SEXWORKER NEWS

Sexarbeiter Zeitung für den deutschsprachigen Raum - Pressespiegel - Informationen für Prostituierte

Prostitution - Dienstleistung ohne Rechte

Sexarbeit ist in Österreich so geregelt, dass sich Prostituierte nur entwürdigt vorkommen können, beklagen ExpertInnen - Der Gesetzgeber drückt sich vor Maßnahmen

In Österreich waren 2007 genau 5150 Prostituierte registriert: Sie scheinen bei der Exekutive als gemeldet auf, zahlen Steuern und gehen einmal pro Woche zur medizinischen Kontrolluntersuchung. Neben jenen Frauen, die den sogenannten “Deckel” haben, gibt es aber noch eine Großzahl an illegal als Prostituierte arbeitenden Personen - Schätzungen gehen allein für den Raum Wien von etwa 3.000 aus. Die jüngsten Zahlen stammen aus dem Arbeitsbericht “Prostitution”, der vom Frauenministerium in Auftrag gegeben wurde.

Opferdiskurs dominiert

Mit der Tatsache, dass es Sexarbeiterinnen und die dazugehörige Nachfrage in Österreich gibt, scheinen die Gesetzgeber nach wie vor Probleme zu haben. Es dominiert ein “Opferdiskurs”, wie es Beratungseinstellungen wie Lefö oder auch “Sexworker.at” formulieren, der Mitleid und moralische Empörung mit Solidarität verwechselt. Für jenen Teil der Prostituierten, die sich als selbstbestimmte Personen begreifen, ist allerdings die gesetzliche Lage eine Zumutung. Größtes Problem: Das OGH-Urteil über die Sittenwidrigkeit von Prostitution, welches zur Folge hat, dass Sexarbeiterinnen keine arbeitsrechtlichen Verträge abschließen oder etwa gewerkschaftliche Vertretungen aufbauen können.

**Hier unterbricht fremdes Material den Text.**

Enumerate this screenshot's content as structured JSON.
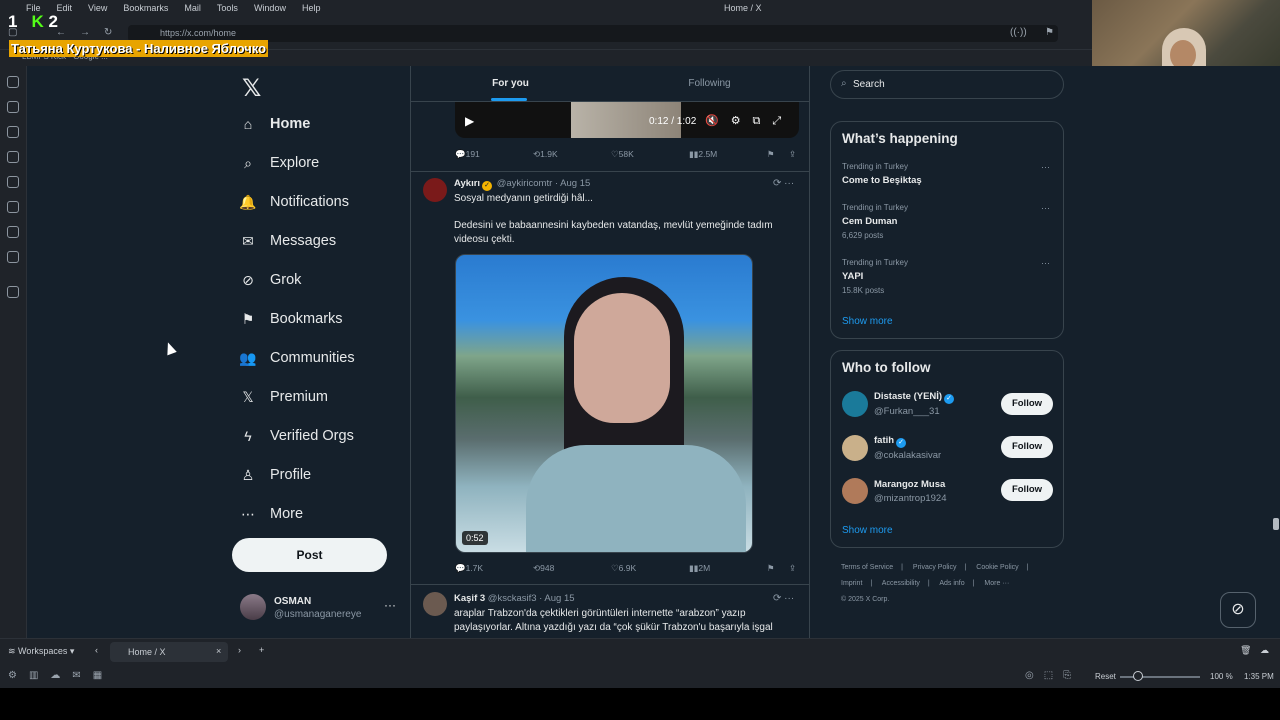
{
  "os_menu": [
    "File",
    "Edit",
    "View",
    "Bookmarks",
    "Mail",
    "Tools",
    "Window",
    "Help"
  ],
  "window_title": "Home / X",
  "url": "https://x.com/home",
  "bookmarks_bar": "LBMFS    Kick - Google ...",
  "stream_overlay": {
    "num1": "1",
    "num2": "2",
    "k": "K",
    "banner": "Татьяна Куртукова - Наливное Яблочко"
  },
  "nav": {
    "logo": "𝕏",
    "items": [
      {
        "label": "Home",
        "icon": "⌂"
      },
      {
        "label": "Explore",
        "icon": "⌕"
      },
      {
        "label": "Notifications",
        "icon": "🔔"
      },
      {
        "label": "Messages",
        "icon": "✉"
      },
      {
        "label": "Grok",
        "icon": "⊘"
      },
      {
        "label": "Bookmarks",
        "icon": "⚑"
      },
      {
        "label": "Communities",
        "icon": "👥"
      },
      {
        "label": "Premium",
        "icon": "𝕏"
      },
      {
        "label": "Verified Orgs",
        "icon": "ϟ"
      },
      {
        "label": "Profile",
        "icon": "♙"
      },
      {
        "label": "More",
        "icon": "⋯"
      }
    ],
    "post_label": "Post",
    "me": {
      "name": "OSMAN",
      "handle": "@usmanaganereye"
    }
  },
  "feed": {
    "tabs": [
      "For you",
      "Following"
    ],
    "video_top": {
      "time": "0:12 / 1:02"
    },
    "tweet0_actions": {
      "replies": "191",
      "reposts": "1.9K",
      "likes": "58K",
      "views": "2.5M"
    },
    "tweet1": {
      "name": "Aykırı",
      "handle": "@aykiricomtr",
      "date": "· Aug 15",
      "line1": "Sosyal medyanın getirdiği hâl...",
      "line2": "Dedesini ve babaannesini kaybeden vatandaş, mevlüt yemeğinde tadım videosu çekti.",
      "duration": "0:52",
      "actions": {
        "replies": "1.7K",
        "reposts": "948",
        "likes": "6.9K",
        "views": "2M"
      }
    },
    "tweet2": {
      "name": "Kaşif 3",
      "handle": "@ksckasif3",
      "date": "· Aug 15",
      "text": "araplar Trabzon'da çektikleri görüntüleri internette “arabzon” yazıp paylaşıyorlar. Altına yazdığı yazı da “çok şükür Trabzon'u başarıyla işgal"
    }
  },
  "sidebar": {
    "search_placeholder": "Search",
    "happening_title": "What’s happening",
    "trends": [
      {
        "context": "Trending in Turkey",
        "name": "Come to Beşiktaş",
        "posts": ""
      },
      {
        "context": "Trending in Turkey",
        "name": "Cem Duman",
        "posts": "6,629 posts"
      },
      {
        "context": "Trending in Turkey",
        "name": "YAPI",
        "posts": "15.8K posts"
      }
    ],
    "show_more": "Show more",
    "wtf_title": "Who to follow",
    "follow": [
      {
        "name": "Distaste (YENİ)",
        "handle": "@Furkan___31",
        "button": "Follow"
      },
      {
        "name": "fatih",
        "handle": "@cokalakasivar",
        "button": "Follow"
      },
      {
        "name": "Marangoz Musa",
        "handle": "@mizantrop1924",
        "button": "Follow"
      }
    ],
    "footer": [
      "Terms of Service",
      "|",
      "Privacy Policy",
      "|",
      "Cookie Policy",
      "|",
      "Imprint",
      "|",
      "Accessibility",
      "|",
      "Ads info",
      "|",
      "More ···",
      "© 2025 X Corp."
    ]
  },
  "tabbar": {
    "workspaces": "Workspaces",
    "tab_title": "Home / X",
    "close": "×",
    "add": "+"
  },
  "statusbar": {
    "reset": "Reset",
    "zoom": "100 %",
    "clock": "1:35 PM"
  },
  "colors": {
    "bg": "#15202b",
    "accent": "#1d9bf0",
    "border": "#38444d",
    "text_muted": "#8b98a5"
  }
}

Kritisiert werden auch die Zwangsuntersuchungen, die derzeit einmal pro Woche für alle registrierten Prostituierten durchzuführen sind. Sexarbeiterinnen verweisen dabei auf Deutschland, wo die als Entmündigung empfundenen Untersuchungen bereits vor fast 10 Jahren abgeschafft wurden. Die “Volksgesundheit” habe sich deshalb nicht verschlechtert, zeigen Untersuchungen.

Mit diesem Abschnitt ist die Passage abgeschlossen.